Change-Id: I6482de6c5b9655ac0b9bf353b37a59cd5406f1b7
Signed-off-by: Jesse Keating <omgjlk@us.ibm.com>
Co-Authored-by: Tobias Henkel <tobias.henkel@bmw.de>

1 files changed, 83 insertions, 47 deletions

diff --git a/zuul/driver/github/githubconnection.py b/zuul/driver/github/githubconnection.py
index b766c6f55..41f93c4d1 100644
--- a/zuul/driver/github/githubconnection.py
+++ b/zuul/driver/github/githubconnection.py
@@ -21,6 +21,8 @@ import queue
 import threading
 import time
 import re
+import json
+import traceback
 
 import cachecontrol
 from cachecontrol.cache import DictCache
@@ -28,13 +30,14 @@ from cachecontrol.heuristics import BaseHeuristic
 import iso8601
 import jwt
 import requests
-import webob
-import webob.dec
 import voluptuous as v
 import github3
 import github3.exceptions
 
+import gear
+
 from zuul.connection import BaseConnection
+from zuul.lib.config import get_default
 from zuul.model import Ref, Branch, Tag, Project
 from zuul.exceptions import MergeFailure
 from zuul.driver.github.githubmodel import PullRequest, GithubTriggerEvent
@@ -65,71 +68,101 @@ class UTC(datetime.tzinfo):
 utc = UTC()
 
 
-class GithubWebhookListener():
-
-    log = logging.getLogger("zuul.GithubWebhookListener")
+class GithubGearmanWorker(object):
+    """A thread that answers gearman requests"""
+    log = logging.getLogger("zuul.GithubGearmanWorker")
 
     def __init__(self, connection):
+        self.config = connection.sched.config
         self.connection = connection
+        self.thread = threading.Thread(target=self._run,
+                                       name='github-gearman-worker')
+        self._running = False
+        handler = "github:%s:payload" % self.connection.connection_name
+        self.jobs = {
+            handler: self.handle_payload,
+        }
+
+    def _run(self):
+        while self._running:
+            try:
+                job = self.gearman.getJob()
+                try:
+                    if job.name not in self.jobs:
+                        self.log.exception("Exception while running job")
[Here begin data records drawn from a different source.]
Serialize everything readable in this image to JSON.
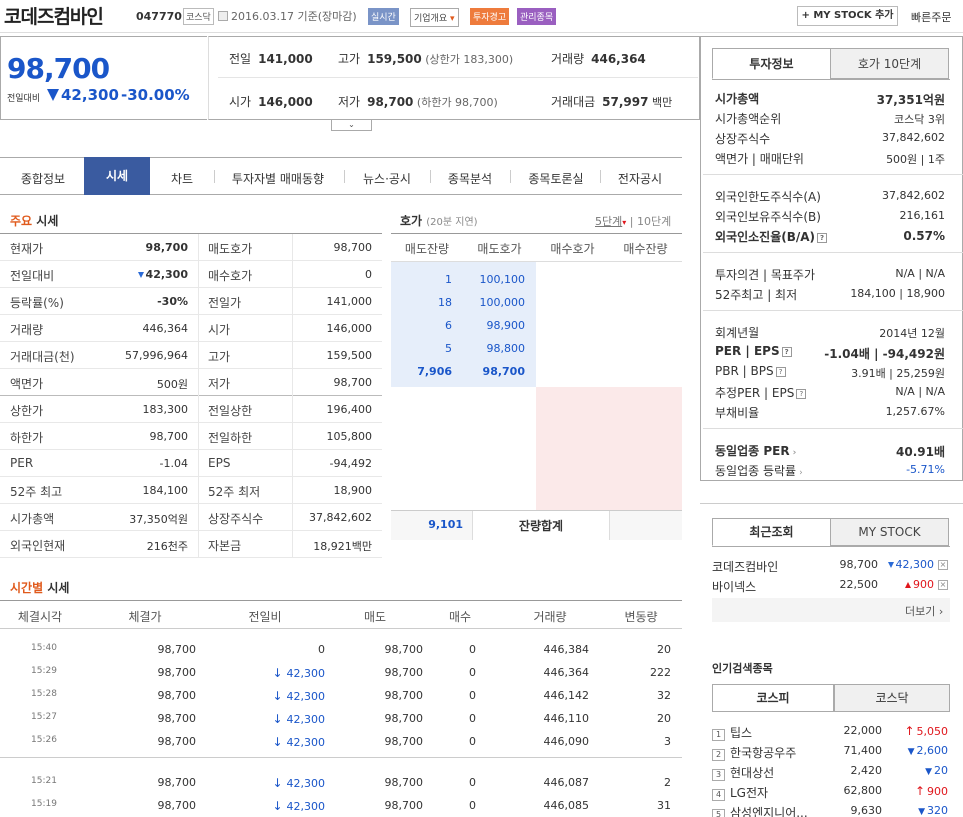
{
  "header": {
    "name": "코데즈컴바인",
    "code": "047770",
    "market": "코스닥",
    "date": "2016.03.17 기준(장마감)",
    "tags": [
      "실시간",
      "기업개요",
      "투자경고",
      "관리종목"
    ],
    "my_stock_btn": "+ MY STOCK 추가",
    "quick_order": "빠른주문"
  },
  "price": {
    "current": "98,700",
    "change_label": "전일대비",
    "change": "42,300",
    "change_pct": "-30.00%"
  },
  "quote_top": [
    {
      "label": "전일",
      "value": "141,000"
    },
    {
      "label": "고가",
      "value": "159,500",
      "sub": "(상한가 183,300)"
    },
    {
      "label": "거래량",
      "value": "446,364"
    },
    {
      "label": "시가",
      "value": "146,000"
    },
    {
      "label": "저가",
      "value": "98,700",
      "sub": "(하한가 98,700)"
    },
    {
      "label": "거래대금",
      "value": "57,997",
      "unit": "백만"
    }
  ],
  "tabs": [
    "종합정보",
    "시세",
    "차트",
    "투자자별 매매동향",
    "뉴스·공시",
    "종목분석",
    "종목토론실",
    "전자공시"
  ],
  "main_title": {
    "a": "주요",
    "b": "시세"
  },
  "main_left": [
    [
      "현재가",
      "98,700"
    ],
    [
      "전일대비",
      "42,300"
    ],
    [
      "등락률(%)",
      "-30%"
    ],
    [
      "거래량",
      "446,364"
    ],
    [
      "거래대금(천)",
      "57,996,964"
    ],
    [
      "액면가",
      "500원"
    ],
    [
      "상한가",
      "183,300"
    ],
    [
      "하한가",
      "98,700"
    ],
    [
      "PER",
      "-1.04"
    ],
    [
      "52주 최고",
      "184,100"
    ],
    [
      "시가총액",
      "37,350억원"
    ],
    [
      "외국인현재",
      "216천주"
    ]
  ],
  "main_right": [
    [
      "매도호가",
      "98,700"
    ],
    [
      "매수호가",
      "0"
    ],
    [
      "전일가",
      "141,000"
    ],
    [
      "시가",
      "146,000"
    ],
    [
      "고가",
      "159,500"
    ],
    [
      "저가",
      "98,700"
    ],
    [
      "전일상한",
      "196,400"
    ],
    [
      "전일하한",
      "105,800"
    ],
    [
      "EPS",
      "-94,492"
    ],
    [
      "52주 최저",
      "18,900"
    ],
    [
      "상장주식수",
      "37,842,602"
    ],
    [
      "자본금",
      "18,921백만"
    ]
  ],
  "hoga": {
    "title": "호가",
    "note": "(20분 지연)",
    "link5": "5단계",
    "link10": "10단계",
    "headers": [
      "매도잔량",
      "매도호가",
      "매수호가",
      "매수잔량"
    ],
    "rows": [
      [
        "1",
        "100,100"
      ],
      [
        "18",
        "100,000"
      ],
      [
        "6",
        "98,900"
      ],
      [
        "5",
        "98,800"
      ],
      [
        "7,906",
        "98,700"
      ]
    ],
    "total": "9,101",
    "total_label": "잔량합계"
  },
  "time_title": {
    "a": "시간별",
    "b": "시세"
  },
  "time_headers": [
    "체결시각",
    "체결가",
    "전일비",
    "매도",
    "매수",
    "거래량",
    "변동량"
  ],
  "time_rows": [
    [
      "15:40",
      "98,700",
      "0",
      "98,700",
      "0",
      "446,384",
      "20"
    ],
    [
      "15:29",
      "98,700",
      "42,300",
      "98,700",
      "0",
      "446,364",
      "222"
    ],
    [
      "15:28",
      "98,700",
      "42,300",
      "98,700",
      "0",
      "446,142",
      "32"
    ],
    [
      "15:27",
      "98,700",
      "42,300",
      "98,700",
      "0",
      "446,110",
      "20"
    ],
    [
      "15:26",
      "98,700",
      "42,300",
      "98,700",
      "0",
      "446,090",
      "3"
    ],
    [
      "15:21",
      "98,700",
      "42,300",
      "98,700",
      "0",
      "446,087",
      "2"
    ],
    [
      "15:19",
      "98,700",
      "42,300",
      "98,700",
      "0",
      "446,085",
      "31"
    ]
  ],
  "right": {
    "tab1": "투자정보",
    "tab2": "호가 10단계",
    "g1": [
      [
        "시가총액",
        "37,351억원"
      ],
      [
        "시가총액순위",
        "코스닥 3위"
      ],
      [
        "상장주식수",
        "37,842,602"
      ],
      [
        "액면가 | 매매단위",
        "500원 | 1주"
      ]
    ],
    "g2": [
      [
        "외국인한도주식수(A)",
        "37,842,602"
      ],
      [
        "외국인보유주식수(B)",
        "216,161"
      ],
      [
        "외국인소진율(B/A)",
        "0.57%"
      ]
    ],
    "g3": [
      [
        "투자의견 | 목표주가",
        "N/A | N/A"
      ],
      [
        "52주최고 | 최저",
        "184,100 | 18,900"
      ]
    ],
    "g4": [
      [
        "회계년월",
        "2014년 12월"
      ],
      [
        "PER | EPS",
        "-1.04배 | -94,492원"
      ],
      [
        "PBR | BPS",
        "3.91배 | 25,259원"
      ],
      [
        "추정PER | EPS",
        "N/A | N/A"
      ],
      [
        "부채비율",
        "1,257.67%"
      ]
    ],
    "g5": [
      [
        "동일업종 PER",
        "40.91배"
      ],
      [
        "동일업종 등락률",
        "-5.71%"
      ]
    ]
  },
  "recent": {
    "tab1": "최근조회",
    "tab2": "MY STOCK",
    "items": [
      [
        "코데즈컴바인",
        "98,700",
        "42,300"
      ],
      [
        "바이넥스",
        "22,500",
        "900"
      ]
    ],
    "more": "더보기"
  },
  "popular": {
    "title": "인기검색종목",
    "tab1": "코스피",
    "tab2": "코스닥",
    "items": [
      [
        "1",
        "팁스",
        "22,000",
        "5,050"
      ],
      [
        "2",
        "한국항공우주",
        "71,400",
        "2,600"
      ],
      [
        "3",
        "현대상선",
        "2,420",
        "20"
      ],
      [
        "4",
        "LG전자",
        "62,800",
        "900"
      ],
      [
        "5",
        "삼성엔지니어...",
        "9,630",
        "320"
      ]
    ]
  }
}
+                        job.sendWorkException(
+                            traceback.format_exc().encode('utf8'))
+                        continue
+                    output = self.jobs[job.name](json.loads(job.arguments))
+                    job.sendWorkComplete(json.dumps(output))
+                except Exception:
+                    self.log.exception("Exception while running job")
+                    job.sendWorkException(
+                        traceback.format_exc().encode('utf8'))
+            except gear.InterruptedError:
+                pass
+            except Exception:
+                self.log.exception("Exception while getting job")
 
-    def handle_request(self, path, tenant_name, request):
-        if request.method != 'POST':
-            self.log.debug("Only POST method is allowed.")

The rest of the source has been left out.